Rubinstein, Le Démon (Barcelone)
→ Moins russisant que ses camarades de la même génération (années 1830-40), Rubinstein propose un opéra qui combine une forme de lyrisme mélodique russe à une violence dramatique qui évoque plutôt les Allemands (Marschner en particulier, sujet fantastique aidant). Un démon veut triompher d'une femme vertueuse. Et c'est compliqué.

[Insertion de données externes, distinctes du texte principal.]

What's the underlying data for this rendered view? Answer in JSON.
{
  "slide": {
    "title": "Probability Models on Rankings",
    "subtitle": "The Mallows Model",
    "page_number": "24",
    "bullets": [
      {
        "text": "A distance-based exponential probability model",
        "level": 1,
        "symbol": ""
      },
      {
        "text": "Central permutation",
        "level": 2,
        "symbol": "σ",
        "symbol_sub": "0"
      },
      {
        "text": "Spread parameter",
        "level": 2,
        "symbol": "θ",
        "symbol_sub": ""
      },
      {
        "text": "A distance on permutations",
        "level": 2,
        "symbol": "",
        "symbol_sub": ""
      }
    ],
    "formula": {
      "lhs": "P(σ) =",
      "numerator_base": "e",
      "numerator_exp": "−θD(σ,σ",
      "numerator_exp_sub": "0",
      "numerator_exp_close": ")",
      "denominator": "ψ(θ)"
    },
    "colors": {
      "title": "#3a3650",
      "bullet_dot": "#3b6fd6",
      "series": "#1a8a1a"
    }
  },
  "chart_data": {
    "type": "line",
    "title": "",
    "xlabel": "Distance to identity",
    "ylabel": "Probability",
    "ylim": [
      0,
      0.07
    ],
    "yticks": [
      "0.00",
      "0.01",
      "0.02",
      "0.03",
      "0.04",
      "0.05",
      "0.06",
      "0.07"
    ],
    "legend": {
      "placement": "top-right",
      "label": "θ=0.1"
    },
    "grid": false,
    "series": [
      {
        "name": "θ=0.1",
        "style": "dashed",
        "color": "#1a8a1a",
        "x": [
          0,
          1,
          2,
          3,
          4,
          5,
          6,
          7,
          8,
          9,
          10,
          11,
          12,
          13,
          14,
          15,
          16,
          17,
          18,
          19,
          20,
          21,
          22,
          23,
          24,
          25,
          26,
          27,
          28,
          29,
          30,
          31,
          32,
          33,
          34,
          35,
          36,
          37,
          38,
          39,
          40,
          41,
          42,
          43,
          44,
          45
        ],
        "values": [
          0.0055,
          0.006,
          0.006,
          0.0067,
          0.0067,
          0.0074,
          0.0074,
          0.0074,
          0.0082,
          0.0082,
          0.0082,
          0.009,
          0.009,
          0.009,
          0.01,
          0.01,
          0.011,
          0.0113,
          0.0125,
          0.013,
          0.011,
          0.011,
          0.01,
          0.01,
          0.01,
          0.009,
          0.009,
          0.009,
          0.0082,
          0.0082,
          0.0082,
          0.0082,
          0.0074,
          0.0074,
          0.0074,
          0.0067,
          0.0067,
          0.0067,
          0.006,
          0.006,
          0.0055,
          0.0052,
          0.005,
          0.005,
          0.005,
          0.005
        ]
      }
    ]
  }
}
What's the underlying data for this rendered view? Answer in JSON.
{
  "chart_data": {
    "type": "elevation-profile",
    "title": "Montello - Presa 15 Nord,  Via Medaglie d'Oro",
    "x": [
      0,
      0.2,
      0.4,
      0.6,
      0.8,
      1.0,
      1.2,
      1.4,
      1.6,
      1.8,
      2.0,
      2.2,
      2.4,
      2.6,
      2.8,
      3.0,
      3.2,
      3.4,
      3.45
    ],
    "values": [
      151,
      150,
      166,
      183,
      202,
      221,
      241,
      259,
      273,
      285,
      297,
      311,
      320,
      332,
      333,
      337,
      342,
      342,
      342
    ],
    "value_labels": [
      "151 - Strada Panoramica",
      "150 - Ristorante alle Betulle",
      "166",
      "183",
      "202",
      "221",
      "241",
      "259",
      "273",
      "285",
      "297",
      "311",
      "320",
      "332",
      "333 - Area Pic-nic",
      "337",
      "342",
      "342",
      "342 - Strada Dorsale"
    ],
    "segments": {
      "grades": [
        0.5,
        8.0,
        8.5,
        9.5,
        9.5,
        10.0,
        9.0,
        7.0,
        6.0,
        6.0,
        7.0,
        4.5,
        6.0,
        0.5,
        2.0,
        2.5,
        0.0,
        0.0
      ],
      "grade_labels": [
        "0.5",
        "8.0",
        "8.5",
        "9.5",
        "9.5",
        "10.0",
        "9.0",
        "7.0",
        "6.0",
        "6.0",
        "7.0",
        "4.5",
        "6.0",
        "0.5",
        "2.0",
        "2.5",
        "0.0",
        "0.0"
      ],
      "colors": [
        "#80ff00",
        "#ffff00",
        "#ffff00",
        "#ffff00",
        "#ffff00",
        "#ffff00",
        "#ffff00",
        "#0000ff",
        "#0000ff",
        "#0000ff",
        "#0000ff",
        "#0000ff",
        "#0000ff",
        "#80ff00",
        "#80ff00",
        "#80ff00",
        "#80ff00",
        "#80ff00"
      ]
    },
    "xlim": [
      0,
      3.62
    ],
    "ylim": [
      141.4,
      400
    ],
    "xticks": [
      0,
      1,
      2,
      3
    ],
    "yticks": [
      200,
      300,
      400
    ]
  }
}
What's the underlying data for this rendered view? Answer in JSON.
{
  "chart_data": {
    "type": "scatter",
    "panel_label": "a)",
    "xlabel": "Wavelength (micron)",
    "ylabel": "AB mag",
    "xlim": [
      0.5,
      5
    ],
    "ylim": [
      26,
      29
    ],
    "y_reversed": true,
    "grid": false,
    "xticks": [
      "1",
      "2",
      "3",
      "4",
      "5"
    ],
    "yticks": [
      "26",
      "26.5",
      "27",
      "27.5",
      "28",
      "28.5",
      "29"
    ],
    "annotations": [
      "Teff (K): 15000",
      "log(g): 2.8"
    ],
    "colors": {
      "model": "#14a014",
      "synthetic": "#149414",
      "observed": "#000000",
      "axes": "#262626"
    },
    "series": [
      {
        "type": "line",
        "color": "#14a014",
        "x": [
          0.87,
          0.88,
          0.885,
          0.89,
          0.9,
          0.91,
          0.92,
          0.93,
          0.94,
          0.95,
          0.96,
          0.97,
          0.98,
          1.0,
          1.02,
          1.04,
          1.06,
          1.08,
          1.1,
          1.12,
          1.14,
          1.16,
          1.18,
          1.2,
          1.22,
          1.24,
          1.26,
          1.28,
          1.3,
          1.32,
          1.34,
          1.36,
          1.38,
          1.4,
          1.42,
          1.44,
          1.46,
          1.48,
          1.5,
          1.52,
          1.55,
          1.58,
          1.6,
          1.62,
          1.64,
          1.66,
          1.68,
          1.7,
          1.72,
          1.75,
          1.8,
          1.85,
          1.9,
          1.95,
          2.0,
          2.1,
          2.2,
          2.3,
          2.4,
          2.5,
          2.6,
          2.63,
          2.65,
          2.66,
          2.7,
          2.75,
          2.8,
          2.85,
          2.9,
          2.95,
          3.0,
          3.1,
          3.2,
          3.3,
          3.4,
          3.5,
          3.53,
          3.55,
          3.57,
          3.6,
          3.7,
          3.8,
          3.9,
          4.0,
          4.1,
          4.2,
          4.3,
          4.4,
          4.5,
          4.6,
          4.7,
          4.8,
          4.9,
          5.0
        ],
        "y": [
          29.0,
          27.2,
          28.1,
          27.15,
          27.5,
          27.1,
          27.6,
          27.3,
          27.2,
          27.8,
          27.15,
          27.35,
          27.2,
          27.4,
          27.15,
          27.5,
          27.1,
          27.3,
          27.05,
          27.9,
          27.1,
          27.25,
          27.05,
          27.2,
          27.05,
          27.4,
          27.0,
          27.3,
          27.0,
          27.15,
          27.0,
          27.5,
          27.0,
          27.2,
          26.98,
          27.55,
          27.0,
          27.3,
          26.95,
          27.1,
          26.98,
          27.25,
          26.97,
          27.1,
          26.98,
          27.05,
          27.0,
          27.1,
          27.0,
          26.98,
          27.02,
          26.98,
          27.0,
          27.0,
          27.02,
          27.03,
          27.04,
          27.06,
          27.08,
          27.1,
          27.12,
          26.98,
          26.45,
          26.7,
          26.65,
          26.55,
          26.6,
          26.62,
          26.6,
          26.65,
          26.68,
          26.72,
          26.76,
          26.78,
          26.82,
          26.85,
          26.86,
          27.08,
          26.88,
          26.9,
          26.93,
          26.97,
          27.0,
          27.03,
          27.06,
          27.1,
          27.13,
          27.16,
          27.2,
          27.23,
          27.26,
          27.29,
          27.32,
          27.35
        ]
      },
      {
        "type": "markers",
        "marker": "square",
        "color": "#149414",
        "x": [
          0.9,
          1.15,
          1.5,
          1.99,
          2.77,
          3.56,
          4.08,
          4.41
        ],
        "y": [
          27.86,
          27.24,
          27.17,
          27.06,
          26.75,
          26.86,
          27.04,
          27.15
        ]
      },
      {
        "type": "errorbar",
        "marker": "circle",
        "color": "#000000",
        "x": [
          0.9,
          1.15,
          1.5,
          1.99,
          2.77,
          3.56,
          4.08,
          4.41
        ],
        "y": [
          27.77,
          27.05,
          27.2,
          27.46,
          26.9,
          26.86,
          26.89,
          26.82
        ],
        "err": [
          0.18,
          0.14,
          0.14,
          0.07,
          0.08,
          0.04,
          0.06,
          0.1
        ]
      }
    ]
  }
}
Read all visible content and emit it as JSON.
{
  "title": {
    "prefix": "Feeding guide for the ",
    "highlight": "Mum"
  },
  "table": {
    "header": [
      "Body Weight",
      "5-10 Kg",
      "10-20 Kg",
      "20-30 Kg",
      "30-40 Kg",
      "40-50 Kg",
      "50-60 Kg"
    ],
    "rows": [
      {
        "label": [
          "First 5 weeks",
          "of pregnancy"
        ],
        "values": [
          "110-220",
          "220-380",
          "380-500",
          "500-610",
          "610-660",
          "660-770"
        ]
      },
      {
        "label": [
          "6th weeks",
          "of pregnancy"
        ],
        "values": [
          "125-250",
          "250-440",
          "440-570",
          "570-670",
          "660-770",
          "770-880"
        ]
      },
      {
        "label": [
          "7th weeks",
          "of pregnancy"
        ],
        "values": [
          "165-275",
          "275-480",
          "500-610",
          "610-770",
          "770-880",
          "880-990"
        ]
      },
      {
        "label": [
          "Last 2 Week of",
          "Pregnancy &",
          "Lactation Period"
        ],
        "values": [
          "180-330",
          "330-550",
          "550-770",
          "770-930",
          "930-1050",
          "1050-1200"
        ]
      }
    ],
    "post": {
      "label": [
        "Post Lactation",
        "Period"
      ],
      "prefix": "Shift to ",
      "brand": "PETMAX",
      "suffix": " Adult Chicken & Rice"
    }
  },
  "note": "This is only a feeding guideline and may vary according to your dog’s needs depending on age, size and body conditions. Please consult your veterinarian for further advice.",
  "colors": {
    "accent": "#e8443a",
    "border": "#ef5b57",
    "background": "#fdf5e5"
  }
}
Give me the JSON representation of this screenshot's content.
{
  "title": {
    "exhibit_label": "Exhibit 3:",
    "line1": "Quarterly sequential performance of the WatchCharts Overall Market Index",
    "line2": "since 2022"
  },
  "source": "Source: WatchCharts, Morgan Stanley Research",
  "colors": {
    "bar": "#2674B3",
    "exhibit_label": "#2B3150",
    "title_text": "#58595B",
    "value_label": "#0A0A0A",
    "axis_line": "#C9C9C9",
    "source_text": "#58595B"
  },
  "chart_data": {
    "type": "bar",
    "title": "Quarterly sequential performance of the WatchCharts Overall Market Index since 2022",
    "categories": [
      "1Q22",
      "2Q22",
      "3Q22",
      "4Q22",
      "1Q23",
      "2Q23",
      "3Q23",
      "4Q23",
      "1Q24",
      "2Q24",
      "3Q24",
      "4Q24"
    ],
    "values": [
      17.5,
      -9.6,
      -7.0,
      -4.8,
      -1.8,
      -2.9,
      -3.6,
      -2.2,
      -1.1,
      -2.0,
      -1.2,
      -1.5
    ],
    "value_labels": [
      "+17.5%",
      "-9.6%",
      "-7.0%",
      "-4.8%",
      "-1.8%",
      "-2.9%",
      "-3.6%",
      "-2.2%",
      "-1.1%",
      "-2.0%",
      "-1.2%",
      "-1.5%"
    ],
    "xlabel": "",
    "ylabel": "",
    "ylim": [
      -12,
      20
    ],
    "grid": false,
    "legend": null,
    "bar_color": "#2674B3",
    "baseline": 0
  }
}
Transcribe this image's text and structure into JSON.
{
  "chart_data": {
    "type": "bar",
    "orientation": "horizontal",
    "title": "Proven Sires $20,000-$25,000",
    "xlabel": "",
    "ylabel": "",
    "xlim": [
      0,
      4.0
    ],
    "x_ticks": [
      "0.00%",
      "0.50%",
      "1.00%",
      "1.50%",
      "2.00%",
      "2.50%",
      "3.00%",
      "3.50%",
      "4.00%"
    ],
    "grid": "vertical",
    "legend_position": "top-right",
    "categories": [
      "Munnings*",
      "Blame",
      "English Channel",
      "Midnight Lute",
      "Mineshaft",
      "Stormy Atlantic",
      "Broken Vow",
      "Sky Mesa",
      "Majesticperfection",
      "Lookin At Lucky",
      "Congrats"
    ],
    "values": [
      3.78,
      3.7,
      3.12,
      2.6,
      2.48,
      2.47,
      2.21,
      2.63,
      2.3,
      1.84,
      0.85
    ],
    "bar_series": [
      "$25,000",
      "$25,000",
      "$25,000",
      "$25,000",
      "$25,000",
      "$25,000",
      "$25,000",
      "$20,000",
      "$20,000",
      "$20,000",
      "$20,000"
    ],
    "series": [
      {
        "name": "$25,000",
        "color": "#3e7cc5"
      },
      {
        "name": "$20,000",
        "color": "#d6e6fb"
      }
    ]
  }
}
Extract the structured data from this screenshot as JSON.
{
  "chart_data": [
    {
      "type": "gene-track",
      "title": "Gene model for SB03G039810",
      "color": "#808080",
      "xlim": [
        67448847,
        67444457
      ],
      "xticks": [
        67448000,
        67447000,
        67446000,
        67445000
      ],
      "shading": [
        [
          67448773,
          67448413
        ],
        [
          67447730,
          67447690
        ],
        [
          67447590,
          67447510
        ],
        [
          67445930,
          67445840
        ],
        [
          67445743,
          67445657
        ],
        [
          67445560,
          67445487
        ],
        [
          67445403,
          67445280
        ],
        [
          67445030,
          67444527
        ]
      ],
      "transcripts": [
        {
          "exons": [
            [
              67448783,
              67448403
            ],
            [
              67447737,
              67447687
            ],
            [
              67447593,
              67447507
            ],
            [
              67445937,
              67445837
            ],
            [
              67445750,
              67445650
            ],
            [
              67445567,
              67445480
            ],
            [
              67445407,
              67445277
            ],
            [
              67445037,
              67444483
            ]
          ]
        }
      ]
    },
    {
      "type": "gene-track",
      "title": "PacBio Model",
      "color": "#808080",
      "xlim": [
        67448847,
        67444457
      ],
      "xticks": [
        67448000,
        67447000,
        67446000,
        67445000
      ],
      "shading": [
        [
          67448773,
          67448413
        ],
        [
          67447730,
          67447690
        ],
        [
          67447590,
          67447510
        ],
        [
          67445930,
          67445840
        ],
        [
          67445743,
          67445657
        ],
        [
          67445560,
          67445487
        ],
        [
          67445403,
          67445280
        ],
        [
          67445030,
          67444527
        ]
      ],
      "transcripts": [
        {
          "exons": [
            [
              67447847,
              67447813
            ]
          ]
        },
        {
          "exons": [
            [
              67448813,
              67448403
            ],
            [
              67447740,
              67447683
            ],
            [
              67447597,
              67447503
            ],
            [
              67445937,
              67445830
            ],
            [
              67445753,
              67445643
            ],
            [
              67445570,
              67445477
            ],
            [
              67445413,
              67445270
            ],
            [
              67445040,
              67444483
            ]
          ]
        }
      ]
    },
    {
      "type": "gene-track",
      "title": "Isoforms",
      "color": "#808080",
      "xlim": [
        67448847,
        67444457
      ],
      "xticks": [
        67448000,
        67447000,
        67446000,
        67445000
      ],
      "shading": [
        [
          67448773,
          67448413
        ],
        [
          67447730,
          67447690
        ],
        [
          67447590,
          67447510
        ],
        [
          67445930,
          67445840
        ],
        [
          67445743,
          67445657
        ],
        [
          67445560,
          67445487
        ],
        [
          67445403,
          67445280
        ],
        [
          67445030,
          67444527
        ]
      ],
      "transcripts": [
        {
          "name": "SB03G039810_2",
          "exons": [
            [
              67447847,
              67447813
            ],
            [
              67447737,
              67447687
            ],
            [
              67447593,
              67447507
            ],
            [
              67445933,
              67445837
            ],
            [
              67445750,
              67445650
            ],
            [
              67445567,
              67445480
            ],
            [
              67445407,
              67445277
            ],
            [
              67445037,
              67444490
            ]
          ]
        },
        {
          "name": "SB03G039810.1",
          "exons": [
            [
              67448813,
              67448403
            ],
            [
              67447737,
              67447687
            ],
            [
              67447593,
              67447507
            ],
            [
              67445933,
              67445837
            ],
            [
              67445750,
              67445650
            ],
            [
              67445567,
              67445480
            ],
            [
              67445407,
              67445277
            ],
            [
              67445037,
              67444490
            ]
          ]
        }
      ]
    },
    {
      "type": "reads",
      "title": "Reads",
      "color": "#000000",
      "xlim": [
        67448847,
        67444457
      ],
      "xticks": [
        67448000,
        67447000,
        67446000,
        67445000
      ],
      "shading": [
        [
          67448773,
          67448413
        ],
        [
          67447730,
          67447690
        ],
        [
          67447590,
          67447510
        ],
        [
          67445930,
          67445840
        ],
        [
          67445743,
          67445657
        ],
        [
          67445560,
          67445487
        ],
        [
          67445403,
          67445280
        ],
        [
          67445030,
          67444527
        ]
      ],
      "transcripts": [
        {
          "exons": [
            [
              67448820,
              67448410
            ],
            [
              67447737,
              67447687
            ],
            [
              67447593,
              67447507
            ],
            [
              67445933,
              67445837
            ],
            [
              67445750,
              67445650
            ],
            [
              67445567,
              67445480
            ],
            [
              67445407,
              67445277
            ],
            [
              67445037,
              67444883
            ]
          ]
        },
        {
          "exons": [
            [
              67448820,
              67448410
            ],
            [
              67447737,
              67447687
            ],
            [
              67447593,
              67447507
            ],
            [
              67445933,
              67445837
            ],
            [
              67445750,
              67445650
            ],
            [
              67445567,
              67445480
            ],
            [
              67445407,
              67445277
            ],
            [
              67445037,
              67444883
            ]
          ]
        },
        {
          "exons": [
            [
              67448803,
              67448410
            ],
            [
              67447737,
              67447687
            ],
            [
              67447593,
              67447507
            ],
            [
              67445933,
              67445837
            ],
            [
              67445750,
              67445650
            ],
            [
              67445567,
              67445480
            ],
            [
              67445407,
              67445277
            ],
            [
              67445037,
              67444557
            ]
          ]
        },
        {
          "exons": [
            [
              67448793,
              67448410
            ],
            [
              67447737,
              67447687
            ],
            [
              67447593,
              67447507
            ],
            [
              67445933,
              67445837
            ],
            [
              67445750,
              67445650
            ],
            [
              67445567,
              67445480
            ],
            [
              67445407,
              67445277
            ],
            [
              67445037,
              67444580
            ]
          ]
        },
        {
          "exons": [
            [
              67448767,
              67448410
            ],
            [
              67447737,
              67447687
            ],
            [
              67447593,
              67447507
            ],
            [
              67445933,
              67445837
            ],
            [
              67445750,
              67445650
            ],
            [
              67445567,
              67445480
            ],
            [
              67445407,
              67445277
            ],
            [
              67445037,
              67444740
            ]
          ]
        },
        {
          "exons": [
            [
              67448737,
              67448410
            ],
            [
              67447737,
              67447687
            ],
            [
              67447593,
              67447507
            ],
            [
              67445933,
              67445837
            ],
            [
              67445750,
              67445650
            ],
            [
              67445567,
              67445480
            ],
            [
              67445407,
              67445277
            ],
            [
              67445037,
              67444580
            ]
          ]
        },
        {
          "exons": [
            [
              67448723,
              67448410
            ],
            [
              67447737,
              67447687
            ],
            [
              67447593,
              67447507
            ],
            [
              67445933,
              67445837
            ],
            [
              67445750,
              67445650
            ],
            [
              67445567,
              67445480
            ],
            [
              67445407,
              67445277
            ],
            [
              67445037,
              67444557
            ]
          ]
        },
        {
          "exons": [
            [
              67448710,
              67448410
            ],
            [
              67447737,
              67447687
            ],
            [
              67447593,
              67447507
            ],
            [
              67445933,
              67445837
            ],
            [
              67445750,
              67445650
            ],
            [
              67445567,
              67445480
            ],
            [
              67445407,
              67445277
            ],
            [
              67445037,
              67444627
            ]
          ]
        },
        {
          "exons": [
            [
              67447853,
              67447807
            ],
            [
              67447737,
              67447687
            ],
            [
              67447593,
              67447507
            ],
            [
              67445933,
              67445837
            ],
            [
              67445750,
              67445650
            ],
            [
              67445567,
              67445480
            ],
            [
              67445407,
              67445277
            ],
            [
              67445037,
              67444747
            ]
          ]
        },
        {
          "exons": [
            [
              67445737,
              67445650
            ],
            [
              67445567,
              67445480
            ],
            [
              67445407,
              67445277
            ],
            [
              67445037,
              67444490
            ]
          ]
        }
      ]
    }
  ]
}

Borodine, Le Prince Igor (Saint-Pétersbourg, Novaya Opera de Moscou, Rostov, Saratov)
→ Le grand classique inachevé, d'un patriotisme assez simple (le Prince trahit sa parole envers ses ravisseurs pour sauver l'Empire), toujours à la mode en Occident pour ses danses barbares polovstiennes (dont je n'ai jamais trop saisi la force, je l'admets). Complété par ses potes du Groupe des Cinq, il contient de belles choses, mais on demeure dans cette première manière de l'opéra russe, assez hiératique. Il y a tout de même le merveilleux air du Prince captif, une mélodie envoûtante, un récit poignant, dans le même esprit que le grand air deBoris sur le pouvoir (dans la révision de 1872) – on pourrait le donner plus fréquemment en récital.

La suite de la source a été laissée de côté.